MongoDB’s import utility – mongoimport
– introduced a new parameter that allows you to import CSV data as an array.
The --useArrayIndexFields
parameter interprets natural numbers in fields as array indexes when importing CSV or TSV files.
Example
Suppose we have a CSV file called tags.csv
that looks like this:
tags.0,tags.1,tags.2,tags.3
html,css,sql,xml
We can import that using the --useArrayIndexFields
parameter, which will cause mongoimport
to interpret the numbers in the column headers as array indexes.
Example:
mongoimport --db=krankykranes --type=csv --headerline --useArrayIndexFields --file=tags.csv
Output:
2021-01-03T20:55:44.284+1000 no collection specified 2021-01-03T20:55:44.284+1000 using filename 'tags' as collection 2021-01-03T20:55:44.297+1000 connected to: mongodb://localhost/ 2021-01-03T20:55:44.330+1000 1 document(s) imported successfully. 0 document(s) failed to import.
Seeing as I didn’t specify a collection name, it created a collection called tags
(based on the name of the file), then imported my document.
Let’s jump over to the mongo shell and check the collection.
db.tags.find()
Result:
{ "_id" : ObjectId("5ff1a2b0300ed79d9836882f"), "tags" : [ "html", "css", "sql", "xml" ] }
We can see that the CSV data has been imported as a JSON array.
Here it is again but with nicer formatting, which might make the array easier to see.
db.tags.find().pretty()
Result:
{ "_id" : ObjectId("5ff1a2b0300ed79d9836882f"), "tags" : [ "html", "css", "sql", "xml" ] }
Combined with Other CSV Data
The CSV file in the previous example only consisted of array data.
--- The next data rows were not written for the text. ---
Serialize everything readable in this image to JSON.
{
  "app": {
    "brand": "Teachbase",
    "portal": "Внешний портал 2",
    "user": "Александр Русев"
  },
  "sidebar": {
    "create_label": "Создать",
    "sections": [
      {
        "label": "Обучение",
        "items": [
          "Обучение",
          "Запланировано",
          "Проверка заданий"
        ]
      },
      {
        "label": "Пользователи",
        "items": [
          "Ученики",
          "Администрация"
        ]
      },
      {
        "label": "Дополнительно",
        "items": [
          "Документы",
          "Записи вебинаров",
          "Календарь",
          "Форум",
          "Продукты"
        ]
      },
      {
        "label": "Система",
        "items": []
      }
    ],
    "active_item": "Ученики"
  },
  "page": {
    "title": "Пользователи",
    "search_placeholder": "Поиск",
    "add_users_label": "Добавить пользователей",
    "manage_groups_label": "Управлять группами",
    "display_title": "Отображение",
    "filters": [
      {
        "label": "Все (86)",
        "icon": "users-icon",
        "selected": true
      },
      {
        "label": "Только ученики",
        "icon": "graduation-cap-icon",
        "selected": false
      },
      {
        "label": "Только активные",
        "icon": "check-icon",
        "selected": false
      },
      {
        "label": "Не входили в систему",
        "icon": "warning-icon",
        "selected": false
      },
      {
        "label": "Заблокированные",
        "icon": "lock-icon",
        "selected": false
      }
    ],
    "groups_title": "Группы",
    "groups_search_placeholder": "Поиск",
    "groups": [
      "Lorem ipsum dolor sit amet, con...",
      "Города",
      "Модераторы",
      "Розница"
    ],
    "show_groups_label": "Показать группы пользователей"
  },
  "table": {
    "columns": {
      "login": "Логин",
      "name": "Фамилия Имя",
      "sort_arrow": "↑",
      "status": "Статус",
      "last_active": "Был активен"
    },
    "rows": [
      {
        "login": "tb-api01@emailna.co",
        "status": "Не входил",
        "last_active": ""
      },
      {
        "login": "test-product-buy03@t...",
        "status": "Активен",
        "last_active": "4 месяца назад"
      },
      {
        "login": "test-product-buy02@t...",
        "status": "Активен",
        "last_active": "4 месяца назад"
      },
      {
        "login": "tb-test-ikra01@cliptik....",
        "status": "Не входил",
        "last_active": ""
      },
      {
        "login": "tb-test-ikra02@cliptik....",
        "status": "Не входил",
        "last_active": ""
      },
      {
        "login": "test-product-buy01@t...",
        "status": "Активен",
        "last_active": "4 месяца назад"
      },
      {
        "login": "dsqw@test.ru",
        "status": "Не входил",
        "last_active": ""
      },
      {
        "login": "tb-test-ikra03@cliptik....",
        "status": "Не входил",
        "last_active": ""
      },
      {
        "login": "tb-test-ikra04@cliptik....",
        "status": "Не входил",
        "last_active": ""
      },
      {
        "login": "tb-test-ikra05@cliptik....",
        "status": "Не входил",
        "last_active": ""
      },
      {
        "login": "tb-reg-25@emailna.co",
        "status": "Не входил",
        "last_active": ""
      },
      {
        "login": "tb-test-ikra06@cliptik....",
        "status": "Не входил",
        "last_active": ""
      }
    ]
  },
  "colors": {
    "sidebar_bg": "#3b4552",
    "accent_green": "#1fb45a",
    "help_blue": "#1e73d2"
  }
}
But we can include other data in the file too.
Here’s an example of a CSV file called articles.csv
that contains other data.
_id,title,body,tags.0,tags.1,tags.2,tags.3 1.0,Web,blah,html,css,sql,xml 2.0,Animals,blah 2,cats,dogs 3.0,Plants,blah 3,trees 4.0,Oceans,blah 4
Let’s import that file:
mongoimport --db=krankykranes --type=csv --headerline --useArrayIndexFields --file=articles.csv
Output:
2021-01-03T21:14:38.286+1000 no collection specified 2021-01-03T21:14:38.287+1000 using filename 'articles' as collection 2021-01-03T21:14:38.336+1000 connected to: mongodb://localhost/ 2021-01-03T21:14:38.407+1000 4 document(s) imported successfully. 0 document(s) failed to import.
Now let’s jump over to the mongo shell and check the collection.
db.articles.find()
Result:
{ "_id" : 1, "title" : "Web", "body" : "blah", "tags" : [ "html", "css", "sql", "xml" ] } { "_id" : 3, "title" : "Plants", "body" : "blah 3", "tags" : [ "trees" ] } { "_id" : 4, "title" : "Oceans", "body" : "blah 4" } { "_id" : 2, "title" : "Animals", "body" : "blah 2", "tags" : [ "cats", "dogs" ] }
Let’s pretty it up a little.
db.articles.find().pretty()
Result:
{ "_id" : 1, "title" : "Web", "body" : "blah", "tags" : [ "html", "css", "sql", "xml" ] } { "_id" : 3, "title" : "Plants", "body" : "blah 3", "tags" : [ "trees" ] } { "_id" : 4, "title" : "Oceans", "body" : "blah 4" } { "_id" : 2, "title" : "Animals", "body" : "blah 2", "tags" : [ "cats", "dogs" ] }
So we can see that the documents have been created as perfect JSON/BSON documents, and arrays have been created for the relevant data.
Notice that no array has been created for document 4. This is because no array data was provided in the CSV file. So rather than create a field with an empty array, it didn’t create the field or the array.